The Storyworld

 


If you think about it, a story is a dimensional cage where characters created by the author are trapped. Their ignorance that they are some systematic words put in between the lines is what holds the trap, dimensionally speaking, altogether.

As so, when the characters become finally aware of what their lives have been for the years is a moment of misery. The feelings, the actions, the desires, the intentions, and the flow of character are some word(y) nonsense marketing the reader’s attention. Who’s the reader? Who’s the author? At this point, this does not matter because if you think about it, life at this point is a dilemma of no choice. You are either forced to be a protagonist in a story you never really liked, an antagonist who is not necessarily living up to a villain’s career, or some side character left to complete the system or, in our case, the plot.

Imagine a world connecting at its core to this idea, a world of the millions of stories ever written all connected; a storyworld beyond our world’s limitations. But if that is true for all cases and every author is a master of their story, what happens to unfinished works?

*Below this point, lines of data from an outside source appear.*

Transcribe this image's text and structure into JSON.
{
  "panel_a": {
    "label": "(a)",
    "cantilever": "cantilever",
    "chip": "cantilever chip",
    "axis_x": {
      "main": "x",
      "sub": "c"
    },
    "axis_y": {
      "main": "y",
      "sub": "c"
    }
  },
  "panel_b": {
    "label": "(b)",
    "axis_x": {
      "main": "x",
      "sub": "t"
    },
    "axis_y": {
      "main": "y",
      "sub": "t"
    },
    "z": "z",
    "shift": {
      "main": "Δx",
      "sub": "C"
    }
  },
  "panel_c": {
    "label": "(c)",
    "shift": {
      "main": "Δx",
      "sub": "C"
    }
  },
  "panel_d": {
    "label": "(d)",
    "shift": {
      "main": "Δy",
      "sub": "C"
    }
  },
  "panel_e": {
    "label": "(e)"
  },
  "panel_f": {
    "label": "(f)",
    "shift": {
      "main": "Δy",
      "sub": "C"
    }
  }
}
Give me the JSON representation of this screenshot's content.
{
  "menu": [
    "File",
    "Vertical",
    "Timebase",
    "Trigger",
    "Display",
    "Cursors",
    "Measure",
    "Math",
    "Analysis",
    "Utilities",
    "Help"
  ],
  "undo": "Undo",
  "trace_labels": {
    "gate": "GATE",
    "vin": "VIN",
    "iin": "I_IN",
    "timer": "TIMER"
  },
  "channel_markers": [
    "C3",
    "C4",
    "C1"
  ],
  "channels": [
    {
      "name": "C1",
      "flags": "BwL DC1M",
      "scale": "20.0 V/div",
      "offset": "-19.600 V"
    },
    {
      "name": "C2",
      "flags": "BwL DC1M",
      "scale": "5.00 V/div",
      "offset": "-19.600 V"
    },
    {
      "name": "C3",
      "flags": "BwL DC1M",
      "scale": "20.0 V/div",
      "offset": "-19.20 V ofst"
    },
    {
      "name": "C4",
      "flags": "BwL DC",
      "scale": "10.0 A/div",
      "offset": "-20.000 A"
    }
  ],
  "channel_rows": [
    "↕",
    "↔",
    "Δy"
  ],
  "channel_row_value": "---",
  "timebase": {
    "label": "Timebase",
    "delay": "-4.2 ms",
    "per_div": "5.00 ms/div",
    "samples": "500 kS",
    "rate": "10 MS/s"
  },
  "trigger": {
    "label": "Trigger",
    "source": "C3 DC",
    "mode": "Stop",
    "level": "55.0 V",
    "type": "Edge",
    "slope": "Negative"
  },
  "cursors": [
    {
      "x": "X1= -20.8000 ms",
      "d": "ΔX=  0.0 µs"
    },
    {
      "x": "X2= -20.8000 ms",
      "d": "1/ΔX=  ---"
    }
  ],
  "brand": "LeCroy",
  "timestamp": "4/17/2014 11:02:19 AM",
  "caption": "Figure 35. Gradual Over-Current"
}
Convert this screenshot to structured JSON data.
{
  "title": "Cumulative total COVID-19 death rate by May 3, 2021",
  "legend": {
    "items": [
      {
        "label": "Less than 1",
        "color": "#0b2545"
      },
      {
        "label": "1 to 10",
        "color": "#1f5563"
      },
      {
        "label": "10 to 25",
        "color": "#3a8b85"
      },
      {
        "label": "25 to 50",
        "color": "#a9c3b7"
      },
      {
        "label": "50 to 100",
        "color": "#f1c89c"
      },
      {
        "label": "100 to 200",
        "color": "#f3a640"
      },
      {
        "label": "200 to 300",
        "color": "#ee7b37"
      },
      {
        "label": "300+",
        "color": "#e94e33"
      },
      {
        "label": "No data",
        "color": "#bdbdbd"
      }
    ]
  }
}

Well, unfinished books are not left to an open ending for sure. They are more miserable. They don’t have an ending at all, even a built-in one. Take Edwin Drood, for example; Dickins’s last unfinished novel’s protagonist, whose writer died before completing his book. From Dickins’s first point of view, this is a story of an end that nobody knows but him. From Edwin’s second point of view, this is a life he woke up living without any choice whether to exist or not. From the reader’s third point of view, this is irrelevant; it’s not their life.

At least this won’t stay irrelevant to you, reader. After all, who told you that you are a reader? Within and within, beyond and beyond, the storyworld isn’t always fair, but does Edwin Drood seem to care?